Chelating copolymers show high efficiency in sorption of different ionic species in aqueous solutions. The specific structure of chelating macroporous copolymers made by the porous matrix and functional groups with the heteroatoms N, O, S and P; allows them to establish various types of interactions with ions and molecules from the immediate surroundings. Furthermore amino-functionalized macroporous copolymer of glycidyl methacrylate and ethylene glycol dimethacrylate poli (GME) has a high capacity and good selectivity for the precious and heavy metal ions over alkali and alkaline earth metals.
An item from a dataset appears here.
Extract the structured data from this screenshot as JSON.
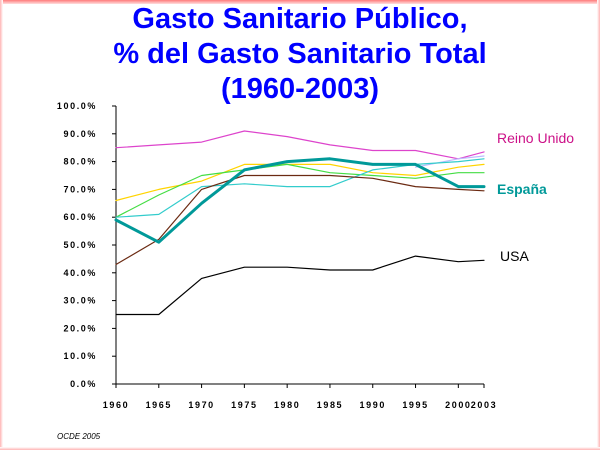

In this study, aminofunctionalized magnetic macroporous m-poli (GME)-deta was fully characterized in terms of its structural properties using: FTIR, SEM/EDX and XRD analysis. The macroporous copolymer was further used to investigate the sorption of pentavalent vanadium oxyanions from diluted aqueous solutions (Ci = 25 ppm) in a batch system, at room temperature (298 K). The oxyanion concentrations in a solution was determined by inductively coupled plasma atomic emission spectroscopy (ICP-AES).The pseudo-first-order (PFO), pseudo-second-order (PSO), Elovich and intra-particle diffusion (IPD) models were used to analyze the kinetic data. The study has shown that sorption is rapid, i.e. the half-sorption time, t1/2 is approximately 1 minute. Initially, it has been the dominant sorption on the surface of the particles and the process has been best described by the PSO model (which takes into account the binding between sorbate and sorbent). The moment it has reached saturation of the sorbents surface active sites, sorption rate decreases significantly because the sorption has been limited by the rate of diffusion through the pores and kinetic has been controlled by the intraparticle diffusion process. IPD kinetic model showed a good fit to the experimental data with R2 values > 0.95.